Did you know Corporate America spends $8-10 billion annually* on diversity training? Not exactly a meager monetary investment, yet if one considers the return on this substantial diversity investment, the results are less than impressive. In fact, as Dr. Freada Kapor Klein asserts in her book, Giving Notice, “…quantitative and qualitative findings lead to one sobering conclusion: the twenty-five-year diversity crusade by corporate America has been a costly failure leading to stunted careers, wasted money, and disillusioned observers.” Not only are many companies’ diversity trainings deemed unsatisfactory and ineffective, researchers have found that some actually increase managerial bias and result in more damage than improvement.
So why are companies getting diversity training so wrong? Giving Notice emphasizes the fundamental need to reframe and update how we approach the diversity issue in the 21st century: “…corporate America and much of the diversity consultant industry has operated, and continues to operate, under some fundamentally flawed assumptions about what works and what doesn’t.” This is a complex and multi-layered issue that will take time, effort, and dedication, especially on the part of corporate leadership. Giving Notice provides a comprehensive understanding of these current diversity challenges, as well as effective strategies to rectify them.
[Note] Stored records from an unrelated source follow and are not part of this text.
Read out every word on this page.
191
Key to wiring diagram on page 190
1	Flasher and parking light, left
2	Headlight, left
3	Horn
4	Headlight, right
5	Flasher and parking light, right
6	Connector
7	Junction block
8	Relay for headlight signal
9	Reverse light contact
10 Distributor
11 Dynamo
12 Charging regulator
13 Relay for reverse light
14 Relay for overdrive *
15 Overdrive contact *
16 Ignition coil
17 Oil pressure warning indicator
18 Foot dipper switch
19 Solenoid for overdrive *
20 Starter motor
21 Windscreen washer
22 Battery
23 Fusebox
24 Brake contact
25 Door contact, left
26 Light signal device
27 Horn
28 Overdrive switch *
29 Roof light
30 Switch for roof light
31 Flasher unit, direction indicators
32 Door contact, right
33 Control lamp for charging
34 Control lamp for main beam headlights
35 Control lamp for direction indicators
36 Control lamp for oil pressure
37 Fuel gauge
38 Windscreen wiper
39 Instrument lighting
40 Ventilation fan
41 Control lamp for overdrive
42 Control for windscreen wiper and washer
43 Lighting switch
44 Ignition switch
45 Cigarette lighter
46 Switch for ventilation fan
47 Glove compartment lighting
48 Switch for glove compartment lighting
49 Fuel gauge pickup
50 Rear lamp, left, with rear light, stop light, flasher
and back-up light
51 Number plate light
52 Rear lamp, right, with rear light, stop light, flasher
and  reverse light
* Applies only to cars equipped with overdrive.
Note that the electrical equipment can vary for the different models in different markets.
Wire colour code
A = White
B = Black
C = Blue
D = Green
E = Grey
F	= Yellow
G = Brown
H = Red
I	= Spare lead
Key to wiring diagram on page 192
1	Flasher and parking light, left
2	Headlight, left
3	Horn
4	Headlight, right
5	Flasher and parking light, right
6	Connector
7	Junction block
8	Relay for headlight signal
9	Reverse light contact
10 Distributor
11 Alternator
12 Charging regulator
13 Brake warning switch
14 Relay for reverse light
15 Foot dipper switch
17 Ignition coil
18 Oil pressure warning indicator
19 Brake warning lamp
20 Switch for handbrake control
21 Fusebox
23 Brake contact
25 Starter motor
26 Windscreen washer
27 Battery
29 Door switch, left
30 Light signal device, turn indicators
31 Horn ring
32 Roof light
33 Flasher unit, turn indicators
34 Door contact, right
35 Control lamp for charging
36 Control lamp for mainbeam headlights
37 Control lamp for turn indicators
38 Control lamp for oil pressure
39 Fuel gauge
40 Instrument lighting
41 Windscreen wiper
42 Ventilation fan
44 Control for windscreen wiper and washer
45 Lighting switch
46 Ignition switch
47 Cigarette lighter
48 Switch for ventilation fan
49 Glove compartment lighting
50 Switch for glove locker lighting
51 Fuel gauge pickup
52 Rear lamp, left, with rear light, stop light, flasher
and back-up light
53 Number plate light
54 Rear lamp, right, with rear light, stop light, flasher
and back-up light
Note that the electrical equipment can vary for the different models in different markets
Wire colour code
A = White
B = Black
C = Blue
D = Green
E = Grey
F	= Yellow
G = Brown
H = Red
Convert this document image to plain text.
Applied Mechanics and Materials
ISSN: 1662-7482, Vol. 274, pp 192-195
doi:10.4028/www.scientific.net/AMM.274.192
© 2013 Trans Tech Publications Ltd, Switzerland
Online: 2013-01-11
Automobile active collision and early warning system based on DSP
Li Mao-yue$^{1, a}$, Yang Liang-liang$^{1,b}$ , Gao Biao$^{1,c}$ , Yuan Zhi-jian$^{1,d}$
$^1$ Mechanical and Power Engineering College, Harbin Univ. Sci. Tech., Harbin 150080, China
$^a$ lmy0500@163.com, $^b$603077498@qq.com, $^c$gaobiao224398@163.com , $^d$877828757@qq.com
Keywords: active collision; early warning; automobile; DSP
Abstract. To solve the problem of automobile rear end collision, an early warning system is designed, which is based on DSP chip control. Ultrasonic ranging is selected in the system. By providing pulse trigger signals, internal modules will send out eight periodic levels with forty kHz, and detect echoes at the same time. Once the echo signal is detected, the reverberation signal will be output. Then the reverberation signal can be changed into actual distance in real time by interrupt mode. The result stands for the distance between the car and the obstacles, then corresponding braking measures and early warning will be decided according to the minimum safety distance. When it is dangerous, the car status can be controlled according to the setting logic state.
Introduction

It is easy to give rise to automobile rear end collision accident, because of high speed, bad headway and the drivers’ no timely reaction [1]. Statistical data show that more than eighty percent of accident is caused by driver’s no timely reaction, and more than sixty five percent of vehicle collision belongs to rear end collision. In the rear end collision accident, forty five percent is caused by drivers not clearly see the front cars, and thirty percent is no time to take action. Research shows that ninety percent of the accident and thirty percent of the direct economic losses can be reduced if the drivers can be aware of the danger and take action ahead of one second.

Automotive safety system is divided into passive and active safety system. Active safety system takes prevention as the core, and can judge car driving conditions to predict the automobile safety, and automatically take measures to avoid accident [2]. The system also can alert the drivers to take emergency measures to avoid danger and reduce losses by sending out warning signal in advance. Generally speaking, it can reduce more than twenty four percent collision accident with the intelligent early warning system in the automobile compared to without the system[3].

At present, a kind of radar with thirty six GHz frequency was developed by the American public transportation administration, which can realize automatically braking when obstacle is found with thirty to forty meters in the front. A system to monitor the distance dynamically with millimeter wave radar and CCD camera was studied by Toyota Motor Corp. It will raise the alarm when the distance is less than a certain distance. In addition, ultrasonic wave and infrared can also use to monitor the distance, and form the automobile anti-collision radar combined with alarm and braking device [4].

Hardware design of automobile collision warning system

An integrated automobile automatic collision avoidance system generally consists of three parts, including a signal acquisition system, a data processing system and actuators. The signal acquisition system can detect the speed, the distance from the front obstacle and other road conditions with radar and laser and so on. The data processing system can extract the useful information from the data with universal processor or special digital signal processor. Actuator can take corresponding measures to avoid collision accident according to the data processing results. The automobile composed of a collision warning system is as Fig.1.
The Level Playing Field Institute (LPFI), a San Francisco based non-profit organization founded by Dr. Klein in 2001, focuses on removing barriers to fairness both in the workplace and in education. One of LPFI’s current initiatives is to develop more innovative, effective approaches and tools to improve diversity training. The idea is to move away from the current generic, check-the-box type trainings many of us have had to grudgingly take at our companies. Instead, we believe diversity training should be interactive, build empathy, and equip employees with perspective and effective tools to approach real-world diversity issues in their everyday work lives.
What would you like to see in future diversity trainings?